Functional and smart coatings is already a vibrant enough topic to have spawned dozens of R&D projects. What is the next “big thing” regarding smart coatings?
Yes, language has become part of our coding vocabulary, and it is hard to imagine that there is something new. Although many publications and patents have appeared, the question is: Is it practical or cost-effective? I believe the next big thing in smart coatings is using artificial intelligence and machine learning (AI/ML) to accelerate the search for solutions to coating problems and the discovery process. AI/ML has yet to heavily impact materials research and R&D for coating formulations and failure analysis or characterization. However, it is already being done to a certain extent. It is also called statistics and design of experiments! Smart coatings mean stimuli-responsive coatings, autonomic self-healing materials, and sustainable materials as part of the circular economy. Nanomaterials such as graphene, carbon nanotubes (CNT), nanoclay, and cellulose nanowhiskers will remain essential additives and sustainably sourced polymers.
Where do you see the most significant challenges when it comes to developing functional and smart coatings?
The industry always settles for cost-effectiveness in the performance demands of the market. Although many publications and patents report interesting functional mechanisms and protocols in coatings, the supply chain and economies of scale factors prevent the applications of smart coatings. For example, the research aims to enable more structure-composition-property-processing (SCPP) elucidation in coatings systems. We have done an excellent job in this phase whether in academia or industry. The translational step of research is finding a good fit in solving a particular problem or need.
The translational step of research is finding a good fit in solving a particular problem or need.

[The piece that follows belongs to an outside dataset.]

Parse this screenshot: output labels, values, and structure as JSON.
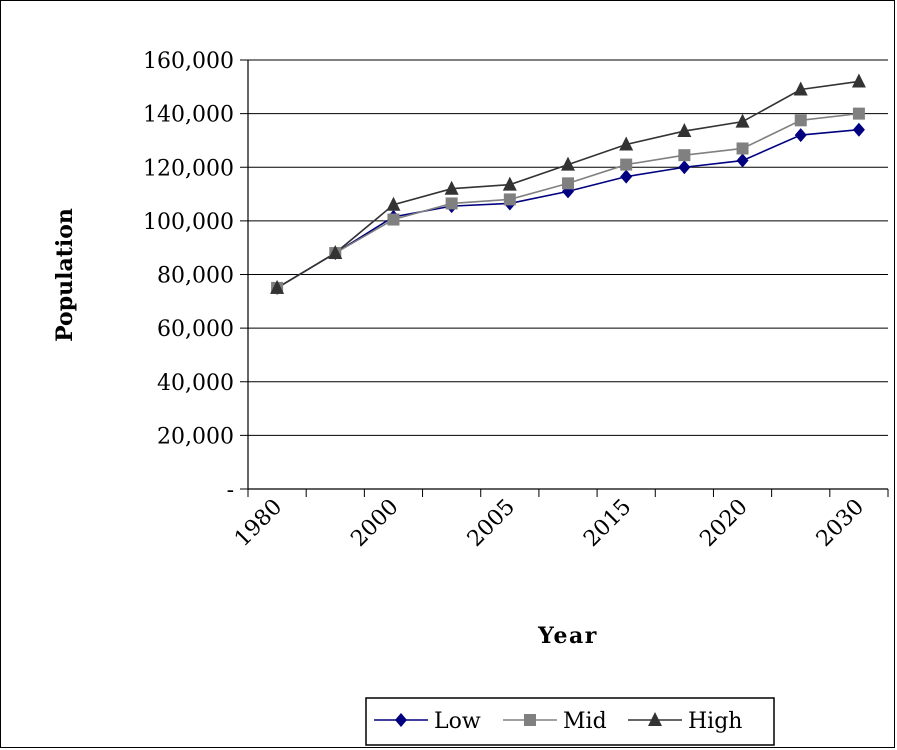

The major themes for functional smart coatings are still in: 1) anti-corrosion coatings, 2) energy savings coatings, 3) coatings for extreme environments, 4) phase-shifting coatings (optical, thermal, conductivity, etc.), and 5) sustainable materials and coatings. Adapting new materials and methods for commercial production will depend on the level of investment for scale-up and market demand.

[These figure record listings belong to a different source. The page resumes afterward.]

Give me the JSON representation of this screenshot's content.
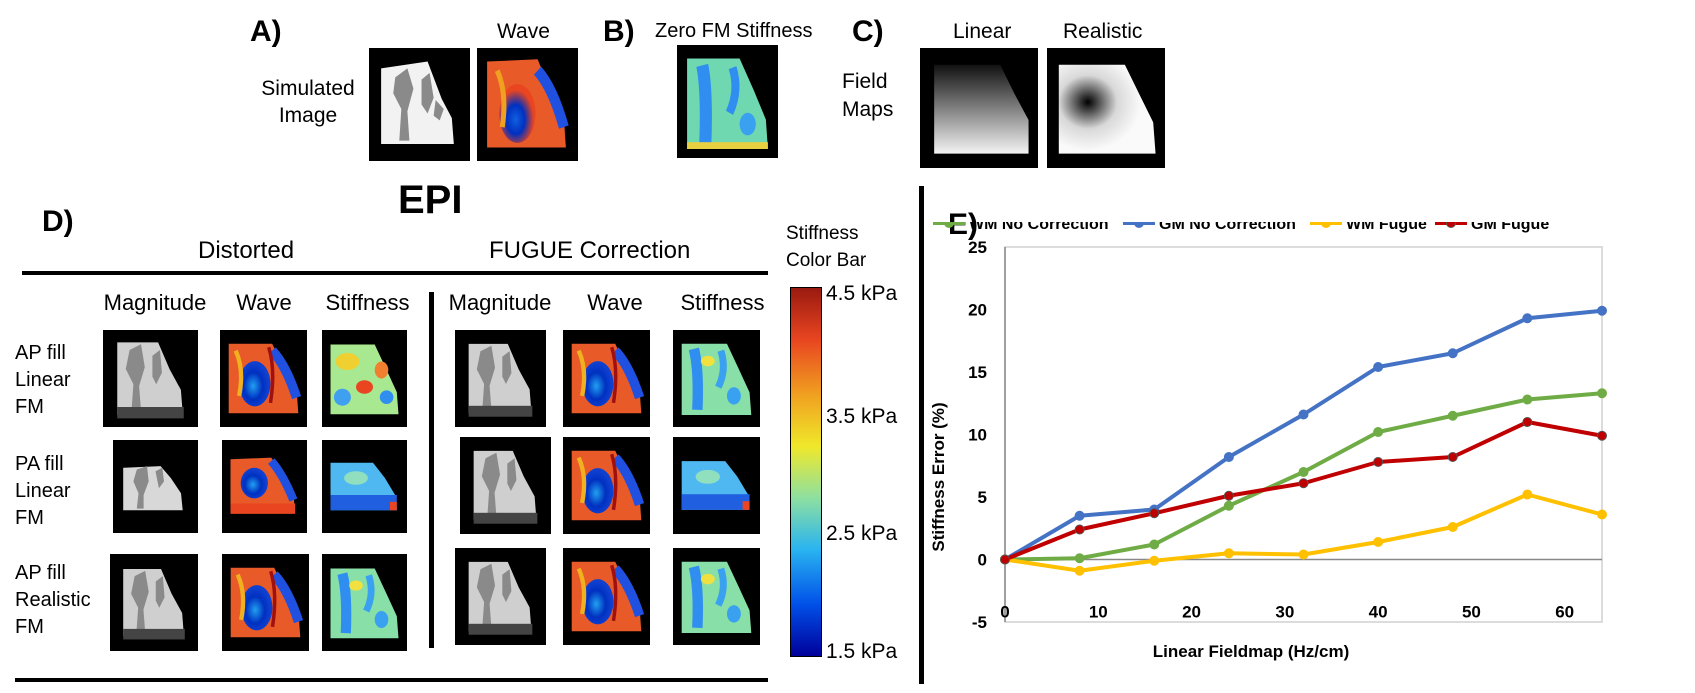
{
  "panels": {
    "a": "A)",
    "b": "B)",
    "c": "C)",
    "d": "D)",
    "e": "E)"
  },
  "top": {
    "simulated_image": "Simulated\nImage",
    "wave": "Wave",
    "zero_fm_stiffness": "Zero FM Stiffness",
    "linear": "Linear",
    "realistic": "Realistic",
    "field_maps": "Field\nMaps"
  },
  "epi": {
    "title": "EPI",
    "distorted": "Distorted",
    "fugue": "FUGUE Correction",
    "columns": [
      "Magnitude",
      "Wave",
      "Stiffness",
      "Magnitude",
      "Wave",
      "Stiffness"
    ],
    "rows": [
      "AP fill\nLinear\nFM",
      "PA fill\nLinear\nFM",
      "AP fill\nRealistic\nFM"
    ]
  },
  "colorbar": {
    "title": "Stiffness\nColor Bar",
    "ticks": [
      "4.5 kPa",
      "3.5 kPa",
      "2.5 kPa",
      "1.5 kPa"
    ],
    "tick_values": [
      4.5,
      3.5,
      2.5,
      1.5
    ],
    "range": [
      1.5,
      4.5
    ],
    "colors": [
      "#00009a",
      "#0050e8",
      "#2ab4f0",
      "#8ee0a0",
      "#f0e82a",
      "#f0a020",
      "#e84520",
      "#9a1a10"
    ]
  },
  "chart_data": {
    "type": "line",
    "title": "",
    "xlabel": "Linear Fieldmap (Hz/cm)",
    "ylabel": "Stiffness Error (%)",
    "xlim": [
      0,
      64
    ],
    "ylim": [
      -5,
      25
    ],
    "x_ticks": [
      0,
      10,
      20,
      30,
      40,
      50,
      60
    ],
    "y_ticks": [
      -5,
      0,
      5,
      10,
      15,
      20,
      25
    ],
    "x": [
      0,
      8,
      16,
      24,
      32,
      40,
      48,
      56,
      64
    ],
    "series": [
      {
        "name": "WM No Correction",
        "color": "#6fac46",
        "values": [
          0,
          0.1,
          1.2,
          4.3,
          7.0,
          10.2,
          11.5,
          12.8,
          13.3
        ]
      },
      {
        "name": "GM No Correction",
        "color": "#4472c4",
        "values": [
          0,
          3.5,
          4.0,
          8.2,
          11.6,
          15.4,
          16.5,
          19.3,
          19.9
        ]
      },
      {
        "name": "WM Fugue",
        "color": "#ffc000",
        "values": [
          0,
          -0.9,
          -0.1,
          0.5,
          0.4,
          1.4,
          2.6,
          5.2,
          3.6
        ]
      },
      {
        "name": "GM Fugue",
        "color": "#c00000",
        "values": [
          0,
          2.4,
          3.7,
          5.1,
          6.1,
          7.8,
          8.2,
          11.0,
          9.9
        ]
      }
    ]
  }
}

Nature often serves as a model for functional coatings (e.g., shark skin, lotus effect, etc.). What other function in nature seems exciting and promising to become an R&D subject for novel smart and functional coatings?

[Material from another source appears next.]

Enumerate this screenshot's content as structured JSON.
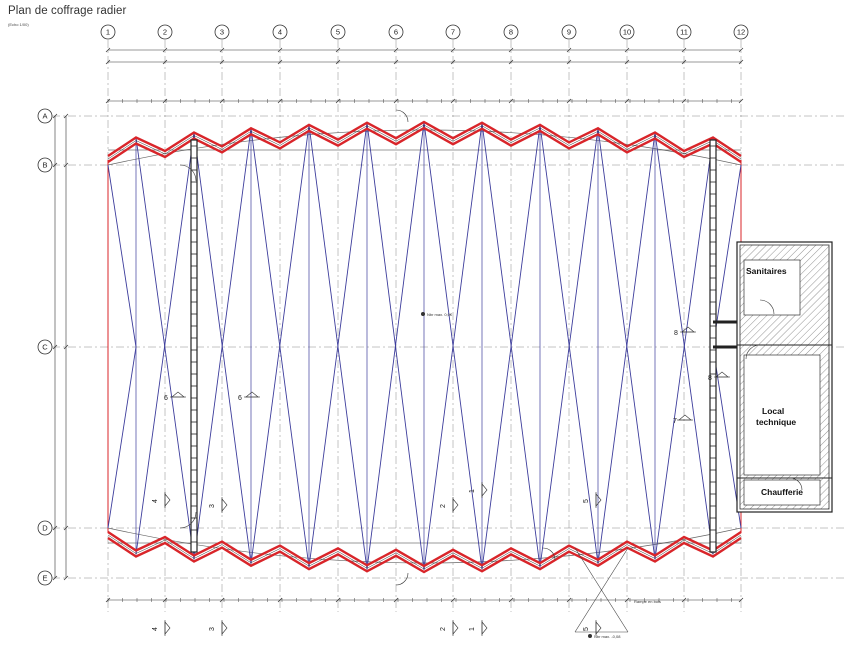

I have always been fascinated by bio-inspired design or bio-mimicry, so this is spot on. We recently published the use of 3D-printing to create superhydrophobic surfaces with controlled wicking and wetting as a function of the digital design and the printing process. (Superhydrophobic μ-pillars via simple and scalable SLA 3D-printing: the stair-case effect and their wetting models.) Many such designs have been reported and replicated in the past. For example, we published a smart stimuli-responsive mimic of a lotus leaf. But because of using a thermally-responsive polymer that changes its wetting behavior with temperature, we created a “smart lotus leaf.” (Reversible Superhydrophilicity and Superhydrophobicity on a Lotus-Leaf Pattern). Practically, you would like this wetting behavior to spontaneously form with self-leveling and driven by the coating methods as part of the equilibration or curing process. I think there should be more research in this direction in which the spontaneous formation of these textured surfaces can be part of the formulation and the coatings process itself. Creating digital twins with AI/ML will allow us to discover these combinations of materials and coating processes to enable a clear path to scalability.